Uma Lulik. A olhar para o mais longe

E trazê-lo para Alvalade, para uma nova galeria – aposta de Miguel Leal Rios que em Lisboa abriu um espaço para a arte contemporânea africana, sul-americana e do Médio Oriente

Em tétum, língua nacional de Timor-Leste, onde Miguel Leal Rios passou parte da infância, “uma lulik” quer dizer casa sagrada – as tradicionais palapas onde se reúnem comunidades para discutir política, religião, para discutir tudo. Como se espera que seja uma galeria de arte, pensou quando encontrou, junto à Fundação Leal Rios, um espaço para começar este seu projeto que talvez um dia encontre em Timor a sua última ponta. Final hipotético desta viagem que acabou de começar com a inauguração da “Uma Lulik”, em Alvalade, uma galeria de arte contemporânea a querer preencher o vazio da representação de artistas oriundos de geografias periféricas. Uma Lulik, o nome, é então a sua “homenagem a esse país distante que, entre a Austrália e a China, não pertence a sistema de arte nenhum, onde ele não existe sequer.” Da primeira forma de globalização iniciada pelos portugueses, ficou Timor como símbolo do que é “mais longe, mais pequeno, mais recente, mais tudo”. E por tudo isto “ao fim de contas uma ponta deste projeto”, diz. “Será a outra ponta.”

África, Médio Oriente, América do Sul, são esses os focos, os pontos de partida. Geografias periféricas, poderíamos chamar-lhes. Não Miguel Leal Rios. “É muito comum as pessoas terem um entendimento destas geografias emergentes como África ou a América Latina como algo de periférico, como aliás Portugal foi tratado durante muitos anos.” País periférico na Europa, que já não é, e os argumentos serão muitos mas basta a ARCO Lisboa como exemplo. “Hoje nota-se que Portugal, sendo ainda um país distante, já não é periférico, porque realmente há uma procura muito grande do que se passa cá e a todos os níveis, já não só na arte.
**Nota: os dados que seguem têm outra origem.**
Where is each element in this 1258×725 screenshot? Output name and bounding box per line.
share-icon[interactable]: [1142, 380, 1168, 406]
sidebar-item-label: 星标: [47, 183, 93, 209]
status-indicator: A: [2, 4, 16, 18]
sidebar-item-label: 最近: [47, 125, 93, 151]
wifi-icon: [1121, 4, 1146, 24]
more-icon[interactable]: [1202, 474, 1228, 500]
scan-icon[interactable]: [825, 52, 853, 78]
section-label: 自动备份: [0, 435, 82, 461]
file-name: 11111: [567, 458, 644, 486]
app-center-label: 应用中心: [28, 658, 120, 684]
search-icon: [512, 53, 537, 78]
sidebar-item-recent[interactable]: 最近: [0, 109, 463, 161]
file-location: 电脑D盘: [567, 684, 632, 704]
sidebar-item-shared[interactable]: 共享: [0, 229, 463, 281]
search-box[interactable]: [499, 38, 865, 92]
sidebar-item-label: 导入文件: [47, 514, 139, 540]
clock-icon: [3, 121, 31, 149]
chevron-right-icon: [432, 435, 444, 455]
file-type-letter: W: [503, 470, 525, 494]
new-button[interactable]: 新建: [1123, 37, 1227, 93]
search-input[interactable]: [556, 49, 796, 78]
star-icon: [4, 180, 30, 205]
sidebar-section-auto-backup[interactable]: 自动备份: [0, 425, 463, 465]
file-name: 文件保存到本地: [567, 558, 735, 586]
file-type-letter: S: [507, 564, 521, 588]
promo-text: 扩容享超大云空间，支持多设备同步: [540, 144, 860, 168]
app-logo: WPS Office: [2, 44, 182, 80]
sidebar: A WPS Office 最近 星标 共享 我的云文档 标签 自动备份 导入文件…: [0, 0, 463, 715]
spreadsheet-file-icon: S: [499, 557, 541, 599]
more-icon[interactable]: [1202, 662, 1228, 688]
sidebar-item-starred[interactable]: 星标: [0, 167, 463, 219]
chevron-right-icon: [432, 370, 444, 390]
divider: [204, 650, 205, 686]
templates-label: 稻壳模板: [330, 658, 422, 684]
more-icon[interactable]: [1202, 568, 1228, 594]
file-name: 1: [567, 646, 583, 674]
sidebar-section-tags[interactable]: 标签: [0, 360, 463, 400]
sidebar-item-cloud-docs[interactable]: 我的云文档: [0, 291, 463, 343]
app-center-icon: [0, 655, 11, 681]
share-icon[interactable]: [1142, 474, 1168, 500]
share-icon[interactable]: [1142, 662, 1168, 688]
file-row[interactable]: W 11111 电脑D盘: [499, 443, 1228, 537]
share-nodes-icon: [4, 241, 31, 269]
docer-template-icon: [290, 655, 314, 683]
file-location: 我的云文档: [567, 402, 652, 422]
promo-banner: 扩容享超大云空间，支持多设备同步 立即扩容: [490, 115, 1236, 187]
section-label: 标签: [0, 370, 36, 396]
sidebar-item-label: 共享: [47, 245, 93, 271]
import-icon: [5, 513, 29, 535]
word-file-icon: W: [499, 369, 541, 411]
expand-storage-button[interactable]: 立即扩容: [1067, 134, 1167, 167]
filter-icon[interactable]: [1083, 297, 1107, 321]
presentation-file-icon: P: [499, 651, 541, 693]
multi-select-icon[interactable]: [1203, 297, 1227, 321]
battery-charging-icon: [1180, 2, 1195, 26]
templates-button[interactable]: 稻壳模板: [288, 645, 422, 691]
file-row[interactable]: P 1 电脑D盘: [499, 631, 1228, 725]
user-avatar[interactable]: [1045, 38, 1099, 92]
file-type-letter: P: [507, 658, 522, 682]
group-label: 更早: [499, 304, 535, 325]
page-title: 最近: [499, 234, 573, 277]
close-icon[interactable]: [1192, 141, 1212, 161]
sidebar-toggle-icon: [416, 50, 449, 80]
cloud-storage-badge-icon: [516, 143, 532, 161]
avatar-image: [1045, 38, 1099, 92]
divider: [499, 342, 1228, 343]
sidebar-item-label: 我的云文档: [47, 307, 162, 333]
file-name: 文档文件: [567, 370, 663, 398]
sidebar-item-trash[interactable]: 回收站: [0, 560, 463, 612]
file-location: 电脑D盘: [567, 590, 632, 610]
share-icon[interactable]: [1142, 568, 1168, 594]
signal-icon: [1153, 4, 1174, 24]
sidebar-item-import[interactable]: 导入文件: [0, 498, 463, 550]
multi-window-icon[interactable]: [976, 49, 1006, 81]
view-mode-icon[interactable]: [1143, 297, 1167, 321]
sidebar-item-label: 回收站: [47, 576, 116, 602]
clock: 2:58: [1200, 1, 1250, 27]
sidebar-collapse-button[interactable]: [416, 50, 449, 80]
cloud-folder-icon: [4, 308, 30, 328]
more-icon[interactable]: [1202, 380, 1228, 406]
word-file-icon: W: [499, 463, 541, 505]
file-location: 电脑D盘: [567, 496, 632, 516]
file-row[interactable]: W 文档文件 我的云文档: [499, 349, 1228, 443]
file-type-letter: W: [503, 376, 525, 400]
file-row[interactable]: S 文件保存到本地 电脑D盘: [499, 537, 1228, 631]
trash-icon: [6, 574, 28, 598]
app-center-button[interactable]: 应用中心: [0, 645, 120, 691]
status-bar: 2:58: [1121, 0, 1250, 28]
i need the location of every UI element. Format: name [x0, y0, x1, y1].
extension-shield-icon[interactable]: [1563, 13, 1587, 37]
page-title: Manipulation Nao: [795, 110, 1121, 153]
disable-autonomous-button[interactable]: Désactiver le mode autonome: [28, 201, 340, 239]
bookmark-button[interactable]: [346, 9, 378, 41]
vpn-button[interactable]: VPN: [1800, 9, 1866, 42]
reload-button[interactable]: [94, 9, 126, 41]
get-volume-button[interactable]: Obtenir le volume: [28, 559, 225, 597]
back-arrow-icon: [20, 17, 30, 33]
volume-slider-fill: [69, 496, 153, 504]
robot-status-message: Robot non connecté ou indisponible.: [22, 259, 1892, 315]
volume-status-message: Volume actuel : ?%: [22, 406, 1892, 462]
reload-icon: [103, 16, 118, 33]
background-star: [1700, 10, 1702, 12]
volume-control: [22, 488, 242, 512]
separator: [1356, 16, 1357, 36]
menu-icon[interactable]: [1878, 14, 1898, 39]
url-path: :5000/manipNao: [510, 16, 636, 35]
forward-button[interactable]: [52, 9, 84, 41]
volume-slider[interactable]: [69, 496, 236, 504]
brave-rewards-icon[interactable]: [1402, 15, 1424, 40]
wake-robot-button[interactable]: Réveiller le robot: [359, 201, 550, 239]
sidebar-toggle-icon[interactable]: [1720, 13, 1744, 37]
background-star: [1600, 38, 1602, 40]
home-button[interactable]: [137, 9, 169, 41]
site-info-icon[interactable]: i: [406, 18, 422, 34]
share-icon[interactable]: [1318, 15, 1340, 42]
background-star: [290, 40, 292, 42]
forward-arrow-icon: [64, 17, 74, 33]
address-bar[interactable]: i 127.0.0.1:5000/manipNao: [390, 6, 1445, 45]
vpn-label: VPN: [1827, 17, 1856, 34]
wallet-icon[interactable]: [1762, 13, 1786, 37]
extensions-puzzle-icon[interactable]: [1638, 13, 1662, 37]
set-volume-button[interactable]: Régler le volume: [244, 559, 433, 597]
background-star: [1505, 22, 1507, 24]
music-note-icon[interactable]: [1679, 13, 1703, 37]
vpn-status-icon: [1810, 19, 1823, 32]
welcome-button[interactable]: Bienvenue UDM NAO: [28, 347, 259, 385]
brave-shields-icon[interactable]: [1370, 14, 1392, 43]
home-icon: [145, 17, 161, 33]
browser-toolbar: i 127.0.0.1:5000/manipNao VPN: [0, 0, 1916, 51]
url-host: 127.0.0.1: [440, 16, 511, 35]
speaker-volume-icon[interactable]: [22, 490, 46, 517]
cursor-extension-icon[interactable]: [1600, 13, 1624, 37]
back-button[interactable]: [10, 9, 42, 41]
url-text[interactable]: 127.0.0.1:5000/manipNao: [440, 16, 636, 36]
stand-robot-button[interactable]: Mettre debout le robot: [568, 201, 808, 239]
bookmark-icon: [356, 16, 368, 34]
Já estamos mesmo no mapa.”

Pelo melhor e o pior diz, Portugal pertence ao mundo já. “Mas durante muitos anos fomos rejeitados por algum motivo, até pela ignorância.” O projeto da Uma Lulik parte daí, justamente. “A minha ideia é falar destas economias emergentes, de artistas que vivem nos seus próprios países, nas suas geografias e que se dividem entre elas e as capitais europeias ou dos Estados Unidos, exatamente para entrarem nos mercados ocidentais e não serem vistos meramente como ‘o artista africano’ ou ‘o artista do Sul da América’, ‘o colorido’. Isto existe mesmo”, critica o galerista. “Não. São artistas que querem expôr, que expõem e que sabem expôr em white cube e que desejam realmente ser vistos como alternativas ao que se passa no mundo ocidental.”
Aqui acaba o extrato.